Er beginnt zu bohren. Wassertropferl spritzen mir in die Augen, er hämmert und nigelt. „Tut es weh oder geht´s?“ Ich versuche ein „WEH“, höre aber nur den röchelnden Spuckezuzler. Seine Assistentin beobachtet den Vorgang ganz nahe über mir. Ich verfolge den Schwung ihrer aufgemalten Augenbrauen. „So Seline, jetzt sind wir so weit.“ Der Doktor zeigt ihr irgendein Eisenteil, Seline nickt. „Darf ich das auch mal versuchen, Chef?“
NEIN, DARF SIE NICHT!%!!
„Selbstverständlich. Komm herüber.“ Das Blut in meinem Kopf pulsiert, mein Kiefer tut weh, ich möchte husten und Seline versucht sich an meiner Galerie! Herr, wirf Verständnis vom Himmel!
„Oh, da käme man aber schon mit der Zahnseide hin...“ stellt sie angesichts meiner Baustelle fest und straft mich mit einem Seitenblick. „Ja, da müsste man generell mehr dahinter sein...“, ergänzt der Gott in ausgewaschenem Weiß unnötig.
Eine gefühlte Ewigkeit (mit vier parallel herumfuchtelnden Händen in meinem Mund) später ist dann Ende in Sicht. „Sie dürfen sich jetzt aufsetzen und ausspucken, Frau Spreitzer!“ Mir ist ein bisserl schwindelig. Dann sammle ich mich aber akut.

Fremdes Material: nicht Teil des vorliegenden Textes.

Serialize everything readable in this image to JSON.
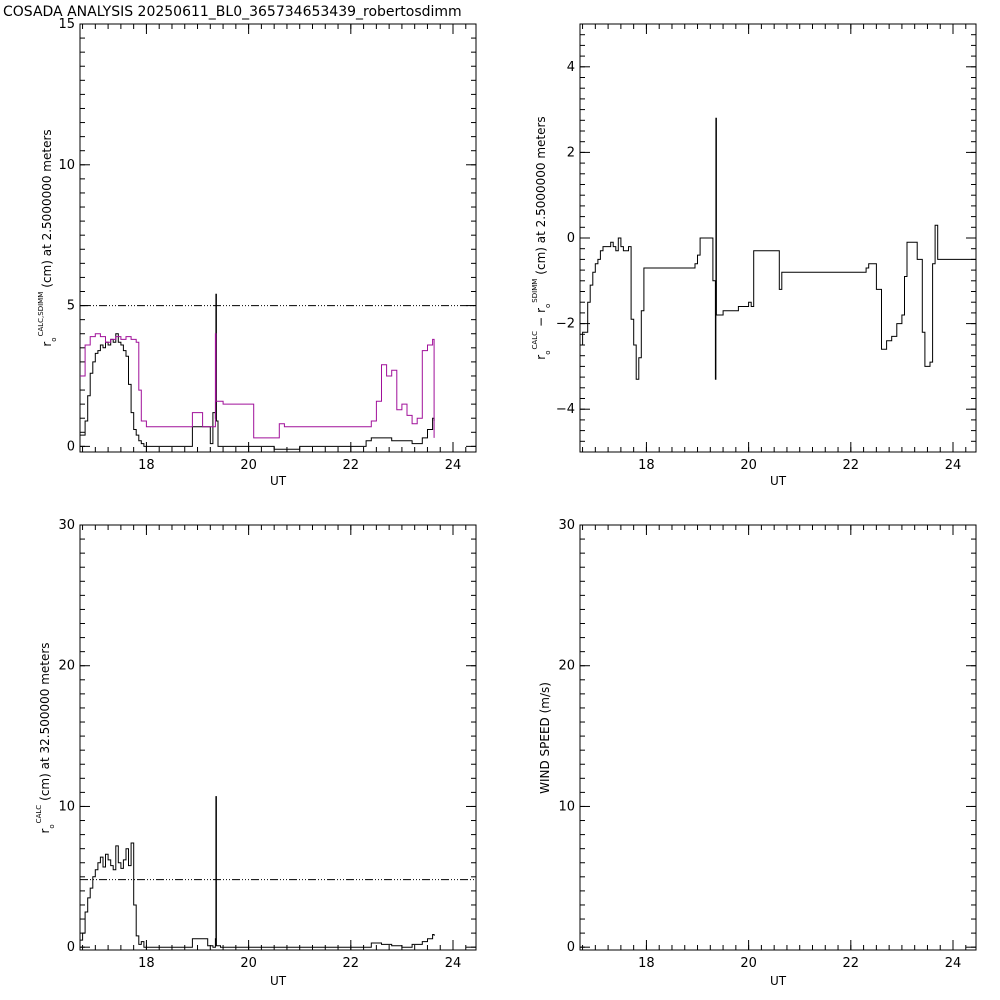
{
  "page": {
    "title": "COSADA ANALYSIS 20250611_BL0_365734653439_robertosdimm"
  },
  "colors": {
    "series_black": "#000000",
    "series_magenta": "#a0109a",
    "background": "#ffffff"
  },
  "chart_data": [
    {
      "id": "top-left",
      "type": "line",
      "xlabel": "UT",
      "ylabel_parts": {
        "r": "r",
        "o": "o",
        "sup": "CALC,SDIMM",
        "rest": "(cm)  at  2.5000000 meters"
      },
      "xlim": [
        16.7,
        24.45
      ],
      "ylim": [
        -0.2,
        15
      ],
      "xticks": [
        18,
        20,
        22,
        24
      ],
      "xtick_labels": [
        "18",
        "20",
        "22",
        "24"
      ],
      "yticks": [
        0,
        5,
        10,
        15
      ],
      "ytick_labels": [
        "0",
        "5",
        "10",
        "15"
      ],
      "xminor": 0.25,
      "yminor": 0.5,
      "reference_line": 5,
      "series": [
        {
          "color": "#000000",
          "step": true,
          "x": [
            16.7,
            16.8,
            16.85,
            16.9,
            16.95,
            17.0,
            17.05,
            17.1,
            17.15,
            17.2,
            17.25,
            17.3,
            17.35,
            17.4,
            17.45,
            17.5,
            17.55,
            17.6,
            17.65,
            17.7,
            17.75,
            17.8,
            17.85,
            17.9,
            17.95,
            18.05,
            18.9,
            19.1,
            19.25,
            19.3,
            19.35,
            19.36,
            19.37,
            19.4,
            19.5,
            20.1,
            20.5,
            21.0,
            22.2,
            22.3,
            22.4,
            22.6,
            22.8,
            23.0,
            23.2,
            23.4,
            23.5,
            23.6,
            23.63
          ],
          "y": [
            0.4,
            0.9,
            1.8,
            2.6,
            3.0,
            3.3,
            3.4,
            3.6,
            3.5,
            3.7,
            3.6,
            3.8,
            3.7,
            4.0,
            3.7,
            3.6,
            3.4,
            3.2,
            2.2,
            1.2,
            0.6,
            0.4,
            0.2,
            0.1,
            0.0,
            0.0,
            0.7,
            0.7,
            0.1,
            1.2,
            1.0,
            5.4,
            0.9,
            0.0,
            0.0,
            0.0,
            -0.1,
            0.0,
            0.0,
            0.2,
            0.3,
            0.3,
            0.2,
            0.2,
            0.1,
            0.3,
            0.6,
            1.0,
            0.9
          ]
        },
        {
          "color": "#a0109a",
          "step": true,
          "x": [
            16.7,
            16.8,
            16.9,
            17.0,
            17.1,
            17.2,
            17.3,
            17.4,
            17.5,
            17.6,
            17.7,
            17.8,
            17.85,
            17.9,
            18.0,
            18.8,
            18.9,
            19.1,
            19.3,
            19.35,
            19.36,
            19.37,
            19.4,
            19.5,
            20.1,
            20.5,
            20.6,
            20.7,
            22.3,
            22.4,
            22.5,
            22.6,
            22.7,
            22.8,
            22.9,
            23.0,
            23.1,
            23.2,
            23.3,
            23.4,
            23.5,
            23.6,
            23.63
          ],
          "y": [
            2.5,
            3.6,
            3.9,
            4.0,
            3.9,
            3.7,
            3.8,
            3.9,
            3.8,
            3.9,
            3.8,
            3.7,
            2.0,
            0.9,
            0.7,
            0.7,
            1.2,
            0.7,
            0.7,
            4.0,
            1.6,
            1.6,
            1.6,
            1.5,
            0.3,
            0.3,
            0.8,
            0.7,
            0.7,
            0.9,
            1.6,
            2.9,
            2.5,
            2.7,
            1.3,
            1.5,
            1.1,
            0.8,
            1.0,
            3.4,
            3.6,
            3.8,
            0.3
          ]
        }
      ]
    },
    {
      "id": "top-right",
      "type": "line",
      "xlabel": "UT",
      "ylabel_parts": {
        "r1": "r",
        "o1": "o",
        "sup1": "CALC",
        "minus": "−",
        "r2": "r",
        "o2": "o",
        "sup2": "SDIMM",
        "rest": "(cm)  at  2.5000000 meters"
      },
      "xlim": [
        16.7,
        24.45
      ],
      "ylim": [
        -5,
        5
      ],
      "xticks": [
        18,
        20,
        22,
        24
      ],
      "xtick_labels": [
        "18",
        "20",
        "22",
        "24"
      ],
      "yticks": [
        -4,
        -2,
        0,
        2,
        4
      ],
      "ytick_labels": [
        "−4",
        "−2",
        "0",
        "2",
        "4"
      ],
      "xminor": 0.25,
      "yminor": 0.25,
      "series": [
        {
          "color": "#000000",
          "step": true,
          "x": [
            16.7,
            16.75,
            16.85,
            16.9,
            16.95,
            17.0,
            17.05,
            17.1,
            17.15,
            17.2,
            17.3,
            17.35,
            17.4,
            17.45,
            17.5,
            17.55,
            17.65,
            17.7,
            17.75,
            17.8,
            17.85,
            17.9,
            17.95,
            18.05,
            18.9,
            18.95,
            19.0,
            19.05,
            19.3,
            19.35,
            19.36,
            19.37,
            19.4,
            19.5,
            19.8,
            20.0,
            20.05,
            20.1,
            20.5,
            20.6,
            20.65,
            21.0,
            22.3,
            22.35,
            22.5,
            22.6,
            22.7,
            22.8,
            22.9,
            23.0,
            23.05,
            23.1,
            23.2,
            23.3,
            23.4,
            23.45,
            23.55,
            23.6,
            23.65,
            23.7,
            24.45
          ],
          "y": [
            -2.5,
            -2.2,
            -1.5,
            -1.1,
            -0.8,
            -0.6,
            -0.5,
            -0.3,
            -0.2,
            -0.2,
            -0.1,
            -0.2,
            -0.3,
            0.0,
            -0.2,
            -0.3,
            -0.2,
            -1.9,
            -2.5,
            -3.3,
            -2.8,
            -1.7,
            -0.7,
            -0.7,
            -0.7,
            -0.6,
            -0.4,
            0.0,
            -1.0,
            -3.3,
            2.8,
            -1.8,
            -1.8,
            -1.7,
            -1.6,
            -1.5,
            -1.6,
            -0.3,
            -0.3,
            -1.2,
            -0.8,
            -0.8,
            -0.7,
            -0.6,
            -1.2,
            -2.6,
            -2.4,
            -2.3,
            -2.0,
            -1.8,
            -0.9,
            -0.1,
            -0.1,
            -0.5,
            -2.2,
            -3.0,
            -2.9,
            -0.6,
            0.3,
            -0.5,
            -0.4
          ]
        }
      ]
    },
    {
      "id": "bottom-left",
      "type": "line",
      "xlabel": "UT",
      "ylabel_parts": {
        "r": "r",
        "o": "o",
        "sup": "CALC",
        "rest": "(cm)  at  32.500000 meters"
      },
      "xlim": [
        16.7,
        24.45
      ],
      "ylim": [
        -0.2,
        30
      ],
      "xticks": [
        18,
        20,
        22,
        24
      ],
      "xtick_labels": [
        "18",
        "20",
        "22",
        "24"
      ],
      "yticks": [
        0,
        10,
        20,
        30
      ],
      "ytick_labels": [
        "0",
        "10",
        "20",
        "30"
      ],
      "xminor": 0.25,
      "yminor": 1,
      "reference_line": 4.8,
      "series": [
        {
          "color": "#000000",
          "step": true,
          "x": [
            16.7,
            16.75,
            16.8,
            16.85,
            16.9,
            16.95,
            17.0,
            17.05,
            17.1,
            17.15,
            17.2,
            17.25,
            17.3,
            17.35,
            17.4,
            17.45,
            17.5,
            17.55,
            17.6,
            17.65,
            17.7,
            17.75,
            17.8,
            17.85,
            17.9,
            17.95,
            18.05,
            18.9,
            19.1,
            19.2,
            19.3,
            19.35,
            19.36,
            19.37,
            19.45,
            22.3,
            22.4,
            22.6,
            22.8,
            23.0,
            23.2,
            23.4,
            23.5,
            23.6,
            23.63
          ],
          "y": [
            0.5,
            1.0,
            2.5,
            3.5,
            4.2,
            5.0,
            5.5,
            6.0,
            6.4,
            5.7,
            6.6,
            6.2,
            5.8,
            5.5,
            7.2,
            6.0,
            5.6,
            6.2,
            7.0,
            5.8,
            7.4,
            3.0,
            0.8,
            0.2,
            0.4,
            0.0,
            0.0,
            0.6,
            0.6,
            0.1,
            0.0,
            0.6,
            10.7,
            0.1,
            0.0,
            0.0,
            0.3,
            0.2,
            0.1,
            0.0,
            0.2,
            0.4,
            0.6,
            0.9,
            0.8
          ]
        }
      ]
    },
    {
      "id": "bottom-right",
      "type": "line",
      "xlabel": "UT",
      "ylabel_parts": {
        "rest": "WIND SPEED (m/s)"
      },
      "xlim": [
        16.7,
        24.45
      ],
      "ylim": [
        -0.2,
        30
      ],
      "xticks": [
        18,
        20,
        22,
        24
      ],
      "xtick_labels": [
        "18",
        "20",
        "22",
        "24"
      ],
      "yticks": [
        0,
        10,
        20,
        30
      ],
      "ytick_labels": [
        "0",
        "10",
        "20",
        "30"
      ],
      "xminor": 0.25,
      "yminor": 1,
      "series": []
    }
  ]
}
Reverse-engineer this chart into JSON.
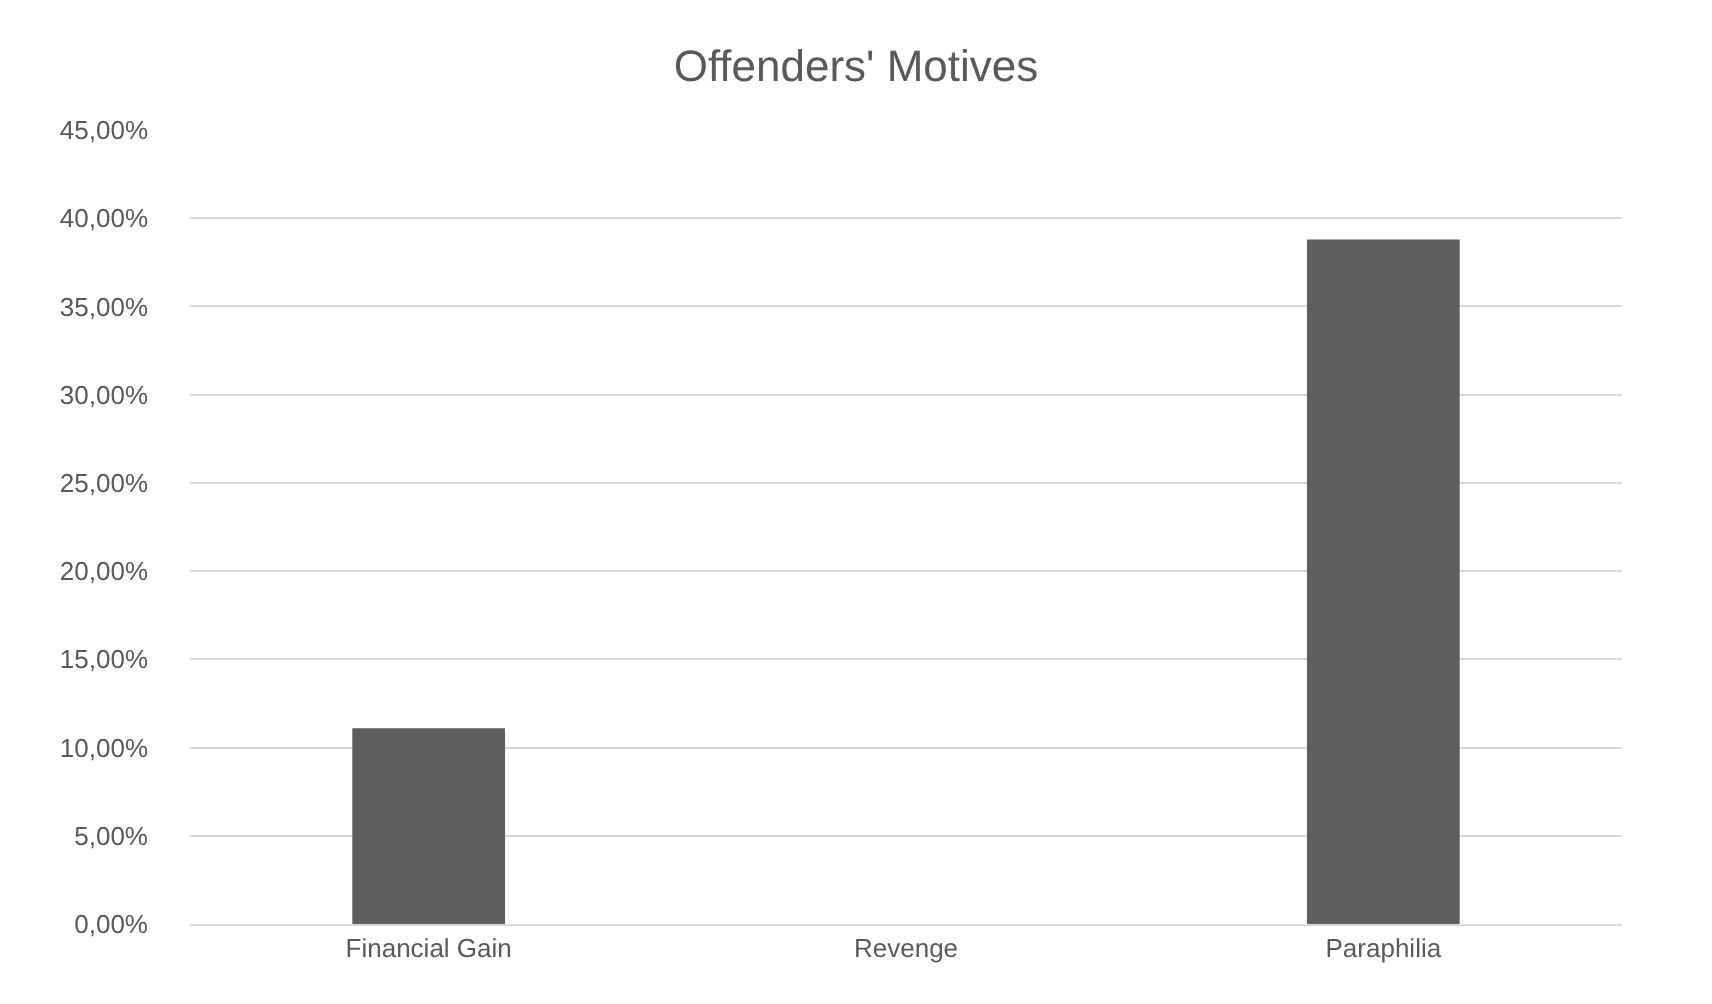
{
  "chart_data": {
    "type": "bar",
    "title": "Offenders' Motives",
    "categories": [
      "Financial Gain",
      "Revenge",
      "Paraphilia"
    ],
    "values": [
      11.1,
      0,
      38.8
    ],
    "color": "#5e5e5e",
    "ylim": [
      0,
      45
    ],
    "yticks": [
      {
        "value": 0,
        "label": "0,00%"
      },
      {
        "value": 5,
        "label": "5,00%"
      },
      {
        "value": 10,
        "label": "10,00%"
      },
      {
        "value": 15,
        "label": "15,00%"
      },
      {
        "value": 20,
        "label": "20,00%"
      },
      {
        "value": 25,
        "label": "25,00%"
      },
      {
        "value": 30,
        "label": "30,00%"
      },
      {
        "value": 35,
        "label": "35,00%"
      },
      {
        "value": 40,
        "label": "40,00%"
      },
      {
        "value": 45,
        "label": "45,00%"
      }
    ],
    "grid": "y"
  }
}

„Ich bin hier gerade 45 lange Minuten kopfüber gehängt und möchte unbedingt sagen, dass ich meine Zähne sowohl regelmäßig putze, als auch meterweise Zahnseide verwende. Das da hinten ist echt schwer zum Hinkommen und ich habe mir diese engen Zwischenräume auch nicht ausgesucht!“ Das Becherl zum Ausspucken füllt sich in Zeitlupe mit Wasser. Die beiden werfen sich verdatterte Blicke zu.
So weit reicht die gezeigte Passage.